Fri Jan 17, 2014
The strong bite of garlic is added to the fresh tomato sauce flavor of the Goode Co. sauce, but I was left trying to figure out where the jalapeno was and what barbecue I'd actually want to put this on.
As has become my late December tradition, I spent my Christmas through New Years with the in-laws in Houston. While chowing down on Texas smoked meats while down there, I realized I still had a bottle of the Houston-based Goode Co. BBQ sauce sitting in the fridge waiting for a review. While Goode Co. may not be my go-to barbecue joint in Houston, it's long history that started with Jim Goode and Joe Dixie opening on Kirby Drive in 1977 leaves it ingrained in the barbecue culture there, and we often find ourselves stopping for some jalapeno-cheddar links whenever we drive by. Now the Goode Co. name adorns more than barbecue restaurants, spanning out to seafood and Mexican joints as well.

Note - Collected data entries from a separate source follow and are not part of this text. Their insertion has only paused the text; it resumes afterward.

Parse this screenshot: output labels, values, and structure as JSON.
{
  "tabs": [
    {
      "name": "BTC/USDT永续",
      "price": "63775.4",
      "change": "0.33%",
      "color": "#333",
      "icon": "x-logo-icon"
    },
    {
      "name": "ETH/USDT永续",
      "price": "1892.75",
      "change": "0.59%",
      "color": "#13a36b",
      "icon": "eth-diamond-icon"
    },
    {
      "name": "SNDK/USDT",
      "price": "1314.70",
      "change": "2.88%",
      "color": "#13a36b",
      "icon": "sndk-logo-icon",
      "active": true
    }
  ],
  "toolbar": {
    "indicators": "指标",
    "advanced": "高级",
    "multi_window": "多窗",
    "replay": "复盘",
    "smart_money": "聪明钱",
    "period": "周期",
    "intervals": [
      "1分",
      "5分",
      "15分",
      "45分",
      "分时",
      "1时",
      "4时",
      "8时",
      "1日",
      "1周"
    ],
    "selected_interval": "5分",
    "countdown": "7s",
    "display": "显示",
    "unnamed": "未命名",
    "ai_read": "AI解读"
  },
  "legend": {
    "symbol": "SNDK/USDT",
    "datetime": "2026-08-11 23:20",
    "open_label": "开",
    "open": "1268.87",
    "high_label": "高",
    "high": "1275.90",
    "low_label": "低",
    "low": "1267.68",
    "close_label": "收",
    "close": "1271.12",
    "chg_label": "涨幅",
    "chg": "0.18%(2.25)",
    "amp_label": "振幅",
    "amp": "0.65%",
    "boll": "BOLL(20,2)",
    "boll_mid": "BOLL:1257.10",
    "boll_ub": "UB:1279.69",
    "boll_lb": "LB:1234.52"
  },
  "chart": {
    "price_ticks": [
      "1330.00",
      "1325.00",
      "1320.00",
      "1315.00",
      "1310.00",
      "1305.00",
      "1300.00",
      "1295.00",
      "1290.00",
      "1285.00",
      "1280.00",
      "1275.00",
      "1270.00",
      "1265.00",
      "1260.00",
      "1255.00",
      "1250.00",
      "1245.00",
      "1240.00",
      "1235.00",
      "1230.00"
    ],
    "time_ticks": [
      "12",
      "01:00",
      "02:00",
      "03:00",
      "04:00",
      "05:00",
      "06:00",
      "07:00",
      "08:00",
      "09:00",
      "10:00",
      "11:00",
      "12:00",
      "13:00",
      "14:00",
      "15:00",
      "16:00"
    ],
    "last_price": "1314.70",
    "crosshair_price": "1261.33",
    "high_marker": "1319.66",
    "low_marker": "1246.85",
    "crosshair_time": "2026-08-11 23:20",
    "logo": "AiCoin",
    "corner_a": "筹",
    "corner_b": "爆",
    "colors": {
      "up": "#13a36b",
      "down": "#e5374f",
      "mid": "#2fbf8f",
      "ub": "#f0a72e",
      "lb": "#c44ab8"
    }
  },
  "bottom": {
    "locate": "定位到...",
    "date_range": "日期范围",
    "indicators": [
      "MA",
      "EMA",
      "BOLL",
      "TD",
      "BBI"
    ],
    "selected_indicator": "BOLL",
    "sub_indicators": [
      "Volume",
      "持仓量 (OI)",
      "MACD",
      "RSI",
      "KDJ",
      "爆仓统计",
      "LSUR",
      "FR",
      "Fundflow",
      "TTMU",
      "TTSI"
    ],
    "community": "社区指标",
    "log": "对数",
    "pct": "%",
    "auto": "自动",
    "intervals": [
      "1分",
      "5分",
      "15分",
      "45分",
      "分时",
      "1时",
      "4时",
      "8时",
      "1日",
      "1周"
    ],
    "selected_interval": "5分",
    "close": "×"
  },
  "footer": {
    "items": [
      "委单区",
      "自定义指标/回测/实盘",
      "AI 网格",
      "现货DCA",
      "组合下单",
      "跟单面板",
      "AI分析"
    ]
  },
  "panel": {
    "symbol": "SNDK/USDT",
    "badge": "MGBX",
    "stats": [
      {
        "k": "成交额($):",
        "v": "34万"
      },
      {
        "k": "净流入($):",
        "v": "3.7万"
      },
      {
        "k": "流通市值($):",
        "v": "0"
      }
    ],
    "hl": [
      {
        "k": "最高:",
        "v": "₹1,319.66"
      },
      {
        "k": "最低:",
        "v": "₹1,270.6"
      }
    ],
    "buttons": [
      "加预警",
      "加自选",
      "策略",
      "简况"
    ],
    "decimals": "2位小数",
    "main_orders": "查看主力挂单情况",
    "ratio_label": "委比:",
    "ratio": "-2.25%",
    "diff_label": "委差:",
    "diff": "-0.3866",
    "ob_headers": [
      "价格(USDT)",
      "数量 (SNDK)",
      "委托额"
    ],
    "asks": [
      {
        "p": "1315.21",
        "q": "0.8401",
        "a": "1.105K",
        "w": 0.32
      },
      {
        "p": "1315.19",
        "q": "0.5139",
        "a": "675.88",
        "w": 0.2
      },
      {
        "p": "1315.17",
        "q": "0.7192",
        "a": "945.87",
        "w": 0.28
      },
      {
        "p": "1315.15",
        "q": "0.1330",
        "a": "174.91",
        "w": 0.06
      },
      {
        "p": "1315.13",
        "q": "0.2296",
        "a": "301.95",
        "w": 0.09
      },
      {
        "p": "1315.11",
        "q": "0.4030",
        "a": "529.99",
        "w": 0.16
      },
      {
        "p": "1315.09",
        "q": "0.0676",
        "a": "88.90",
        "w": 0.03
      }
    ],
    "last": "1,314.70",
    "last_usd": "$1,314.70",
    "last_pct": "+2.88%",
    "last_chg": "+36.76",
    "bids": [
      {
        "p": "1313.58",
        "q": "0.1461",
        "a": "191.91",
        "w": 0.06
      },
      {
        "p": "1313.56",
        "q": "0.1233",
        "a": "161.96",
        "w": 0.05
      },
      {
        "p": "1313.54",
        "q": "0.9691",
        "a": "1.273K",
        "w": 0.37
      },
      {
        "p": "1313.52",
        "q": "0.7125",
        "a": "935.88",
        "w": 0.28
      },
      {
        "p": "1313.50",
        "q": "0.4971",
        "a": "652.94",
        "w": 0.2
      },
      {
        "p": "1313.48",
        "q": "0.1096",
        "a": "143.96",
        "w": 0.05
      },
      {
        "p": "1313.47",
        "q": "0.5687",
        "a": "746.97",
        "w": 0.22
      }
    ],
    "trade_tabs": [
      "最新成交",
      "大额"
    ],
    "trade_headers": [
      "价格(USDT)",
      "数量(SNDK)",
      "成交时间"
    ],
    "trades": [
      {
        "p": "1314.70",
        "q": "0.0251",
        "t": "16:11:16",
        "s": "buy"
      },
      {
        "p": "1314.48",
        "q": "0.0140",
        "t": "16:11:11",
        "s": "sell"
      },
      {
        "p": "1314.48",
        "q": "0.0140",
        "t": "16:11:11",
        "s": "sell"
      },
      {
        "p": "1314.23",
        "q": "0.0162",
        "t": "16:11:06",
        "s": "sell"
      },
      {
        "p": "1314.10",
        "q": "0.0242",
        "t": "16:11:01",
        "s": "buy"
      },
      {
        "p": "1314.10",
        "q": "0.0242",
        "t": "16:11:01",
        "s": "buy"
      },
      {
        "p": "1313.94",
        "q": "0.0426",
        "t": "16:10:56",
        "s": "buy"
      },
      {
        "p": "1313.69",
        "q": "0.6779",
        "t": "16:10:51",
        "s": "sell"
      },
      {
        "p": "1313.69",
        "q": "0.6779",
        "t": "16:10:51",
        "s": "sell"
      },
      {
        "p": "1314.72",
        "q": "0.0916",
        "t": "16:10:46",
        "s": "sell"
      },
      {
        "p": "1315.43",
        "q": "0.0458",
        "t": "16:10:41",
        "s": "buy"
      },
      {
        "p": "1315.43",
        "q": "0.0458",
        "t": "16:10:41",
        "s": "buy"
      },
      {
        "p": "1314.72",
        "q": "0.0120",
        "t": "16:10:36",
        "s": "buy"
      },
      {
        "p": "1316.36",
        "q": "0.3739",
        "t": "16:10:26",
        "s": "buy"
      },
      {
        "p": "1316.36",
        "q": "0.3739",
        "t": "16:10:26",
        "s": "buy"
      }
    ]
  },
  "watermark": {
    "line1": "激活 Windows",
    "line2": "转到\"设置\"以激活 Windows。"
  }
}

Much like the original sauce, this one starts out with a very fresh tomato aroma. In contrast though, garlic was only a background note in the original, while it's an equal partner with the tomato here. The garlic is so strong that it actually overtakes most of the other aromas, with just a hint of onion and smoke coming out from behind the wall of garlic.
Thickness & Texture
In the arena of appearance, not much distinguishes this from the original sauce. It retains its bright orange/red hue, medium-thin thickness, and chunky texture thanks to lots of bits of veggies. Large and small specs of spices can also be distinguished here. From a suspended spoon, the sauces falls quickly in a chunky pour, leaving only a thin strip of sauce left clinging to the edge of the silverware.
Out of the Jar
If you want garlic, this sauce delivers big time. The fresh tomato sauce flavor of the original is still there, but the garlic hits strong and keeps packing a punch from start to finish. There's a mellow vinegar tang and bit of onion that can be picked up as well. The smoky and meaty flavor of bacon is pretty present though, and creates an odd contrast with the freshness of the vegetables. One thing I didn't really get out this sauce was jalapeno—its fruitiness may have gotten lost against the tomato and garlic, and only a very mild heat at the end hints of any pepper at all.
Slathered & Cooked
This sauce coated the chicken ok and baked in well enough over indirect heat. Over direct heat I saw a lot of burn off, which required a little touch up sauce at the end. After being cooked, that strong garlic flavor was subdued, but so was everything else. That bright, fresh flavor out of the jar was lost and the balance of fruity, sweet, and tart was thrown into overly acidic territory. Although the flavor was mellow, it was enough to make the chicken leg rather unappealing.
Put to Use
If you read the suggested use of Goode Co. Jalapeno Garlic BBQ Sauce that's on the jar, it never recommends using it as a grilling baste. So maybe I need to cut it some slack in the grilling category, but I still can't see myself wanting to use this on my barbecue. While I could appreciate the fresh flavor of the original sauce, it still tasted like it was more destined for pasta than barbecue. The Jalapeno-Garlic combo just kind of made things worse by adding too much garlic in my opinion, and not enough jalapeno to deliver the heat you might expect it to have. Thinking back to my experiences at Goode Co., I don't think I've ever reached for sauce to adorn my plate of smoked links—they don't need sauce, and that's probably a good thing considering my experiences with Gooode Co. sauces to date.